Obama also joked that he knew Wiley was wont to portray his subjects in a regal manner, and that the former president told the artist no scepters or horse-mounted scenes.
“I had to explain that I’ve got enough political problems without you making me look like Napoleon,” he joked at the unveiling.
Barack Obama says Kehinde Wiley's initial impulse was to portray him with scepters and chifforobes. "I had to explain that I've got enough political problems without you making me look like Napoleon.

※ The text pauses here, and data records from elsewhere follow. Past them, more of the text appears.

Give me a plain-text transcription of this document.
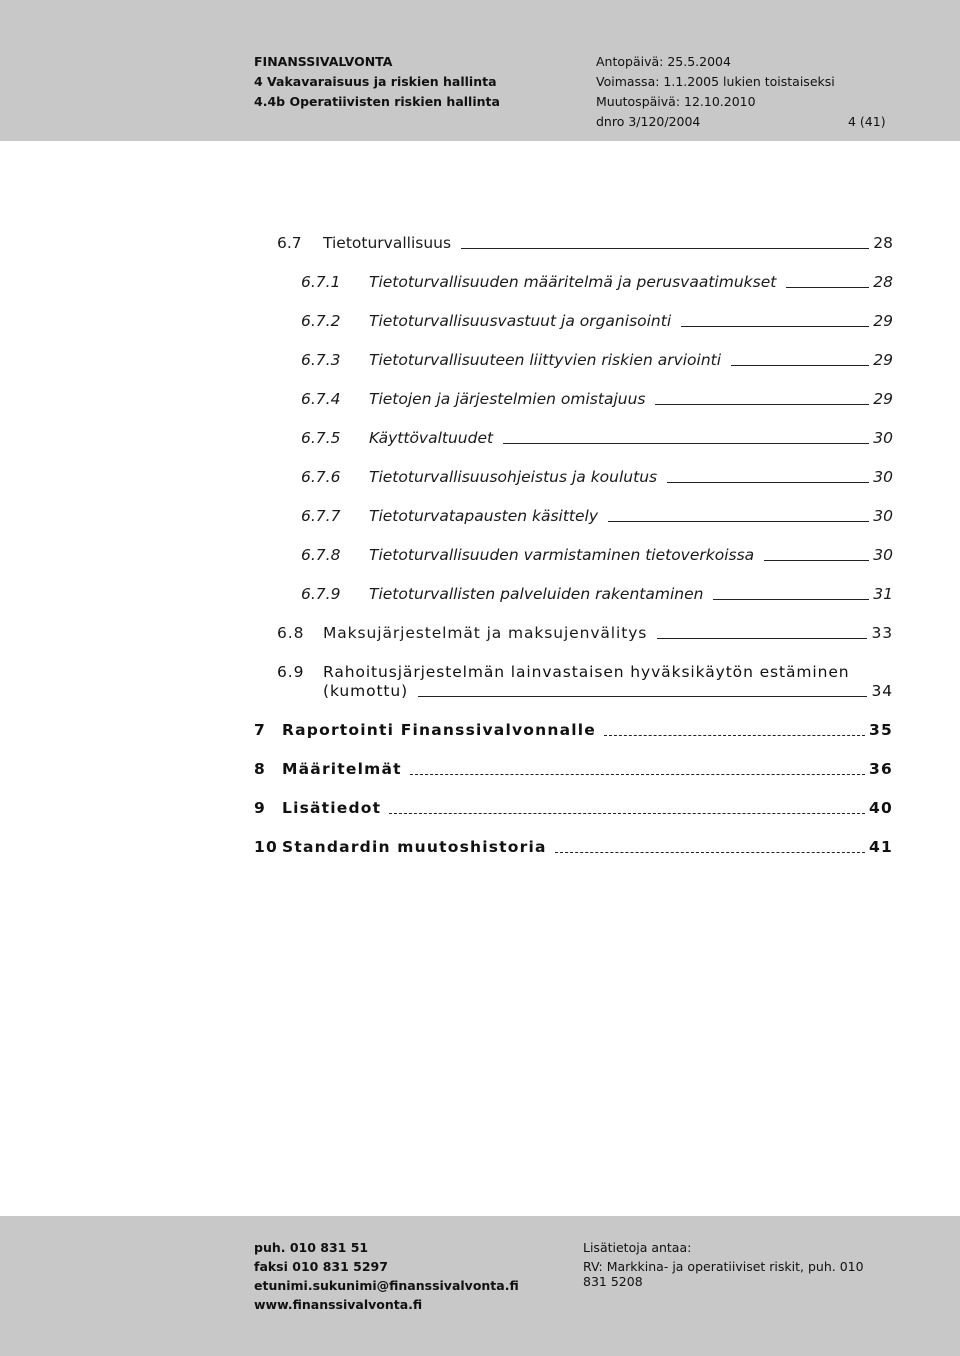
FINANSSIVALVONTA
4 Vakavaraisuus ja riskien hallinta
4.4b Operatiivisten riskien hallinta
Antopäivä: 25.5.2004
Voimassa: 1.1.2005 lukien toistaiseksi
Muutospäivä: 12.10.2010
dnro 3/120/2004	4 (41)
6.7	Tietoturvallisuus	28
6.7.1	Tietoturvallisuuden määritelmä ja perusvaatimukset	28
6.7.2	Tietoturvallisuusvastuut ja organisointi	29
6.7.3	Tietoturvallisuuteen liittyvien riskien arviointi	29
6.7.4	Tietojen ja järjestelmien omistajuus	29
6.7.5	Käyttövaltuudet	30
6.7.6	Tietoturvallisuusohjeistus ja koulutus	30
6.7.7	Tietoturvatapausten käsittely	30
6.7.8	Tietoturvallisuuden varmistaminen tietoverkoissa	30
6.7.9	Tietoturvallisten palveluiden rakentaminen	31
6.8	Maksujärjestelmät ja maksujenvälitys	33
6.9	Rahoitusjärjestelmän lainvastaisen hyväksikäytön estäminen
(kumottu)	34
7	Raportointi Finanssivalvonnalle	35
8	Määritelmät	36
9	Lisätiedot	40
10 Standardin muutoshistoria	41
puh. 010 831 51
faksi 010 831 5297
etunimi.sukunimi@finanssivalvonta.fi
www.finanssivalvonta.fi
Lisätietoja antaa:
RV: Markkina- ja operatiiviset riskit, puh. 010
831 5208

We've got to bring it down just a touch." pic.twitter.com/23t8sm6r60— ABC News Politics (@ABCPolitics) February 12, 2018
But overall, Obama said working with Wiley was “a great joy.”
He also thanked Sherald “for so spectacularly capturing the grace and beauty and intelligence and charm and hotness of the woman that I love.”
Meanwhile, during her speech, the former first lady acknowledged of her portrait, “It’s pretty nice, isn’t it?”
‘‘I am humbled, I am honored, I am proud,’’ Michelle Obama also said. ‘‘Young people, particularly girls and girls of color, in future years they will come to this place and see someone who looks like them hanging on the walls of this incredible institution.’’
Where will this artwork go?
No, these portraits will not be in the White House — a second and different set of portraits of the former first couple will eventually hang there.
However, according to Cotter, Barack Obama’s will be displayed permanently in the National Portrait Gallery’s presidential collection, while his wife’s portrait will hang in a spot dedicated to temporary displays — something he argued against in the #MeToo movement’s era.
“If first men have an acknowledged showcase, first women — ladies or not — should too,” he wrote.
Wire material from the Associated Press and Washington Post was used in this report.